After being away for five months, I come home and think to myself that I have a lot of old and obsolete shit in my home - crap that needs to be thrown away, quite frankly. We see this at old people's garage sales - appliances and technology that is woefully outdated, and yet they cannot part with it. Things like tube televisions and CRT monitors - "I paid a lot of money for that!" they think, so they cannot merely toss it in the trash. And increasingly, the trash man won't even pick that sort of thing up.
So, while you add up the cost of utilities, insurance, taxes, food, gasoline, phone service, and whatnot, and think, "this is how much I need to retire" - think again about things like technology upgrades.

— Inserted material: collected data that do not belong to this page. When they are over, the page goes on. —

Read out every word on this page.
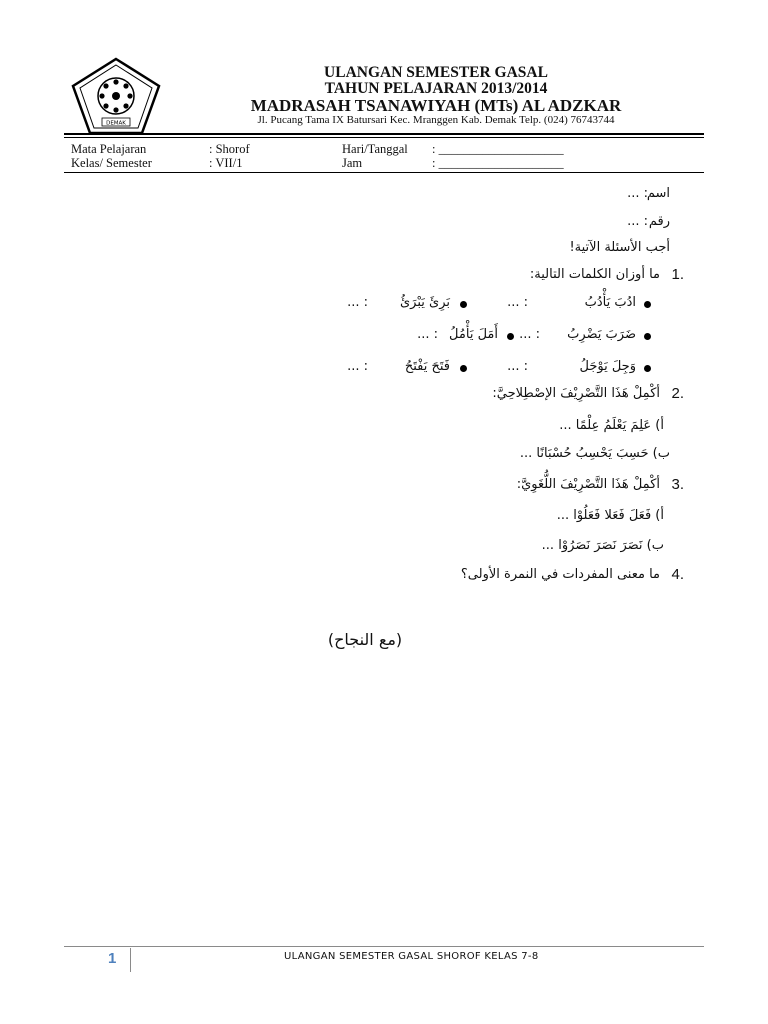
DEMAK
ULANGAN SEMESTER GASAL
TAHUN PELAJARAN 2013/2014
MADRASAH TSANAWIYAH (MTs) AL ADZKAR
Jl. Pucang Tama IX Batursari Kec. Mranggen Kab. Demak Telp. (024) 76743744
Mata Pelajaran	: Shorof	Hari/Tanggal : ____________________
Kelas/ Semester	: VII/1	Jam	: ____________________
اسم
: ...
رقم
: ...
أجب الأسئلة الآتية!
1.
ما أوزان الكلمات التالية:
ادُبَ يَأْدُبُ
: ...
بَرِئَ يَبْرَئُ
: ...
ضَرَبَ يَضْرِبُ
: ...
أَمَلَ يَأْمُلُ
: ...
وَجِلَ يَوْجَلُ
: ...
فَتَحَ يَفْتَحُ
: ...
2.
أكْمِلْ هَذَا التَّصْرِيْفَ الإصْطِلاحِيَّ:
أ) عَلِمَ يَعْلَمُ عِلْمًا ...
ب) حَسِبَ يَحْسِبُ حُسْبَانًا ...
3.
أكْمِلْ هَذَا التَّصْرِيْفَ اللُّغَوِيَّ:
أ) فَعَلَ فَعَلا فَعَلُوْا ...
ب) نَصَرَ نَصَرَ نَصَرُوْا ...
4.
ما معنى المفردات في النمرة الأولى؟
(مع النجاح)
1	ULANGAN SEMESTER GASAL SHOROF KELAS 7-8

Maybe my retired 3rd grade teacher could rely on driving her 1965 Mercedes until the day she died or turned in her license. Today, it is likely you'll want to upgrade technology periodically - or be forced to do so over time. Factor that into your retirement calculations.
For the time being, cutting the cord on U-Verse will save us some money - and headaches. I suspect I will put my old PC into storage (my second-to-last, actually a better machine, died and was thrown away). What I will likely do with my last PC is transfer the data to portable hard drives (or the cloud?) and throw it away as well (the video card is starting to go, and it is a decade old - not worth fixing!). It seems the laptop and cell phone are the new norm, at least for me, now that I am retired.
In a way, it is liberating. My "Office" will be a lot less cluttered, and I will have less technology to deal with. Less is more as I am realizing over time. Less technology, less hardware, less stress.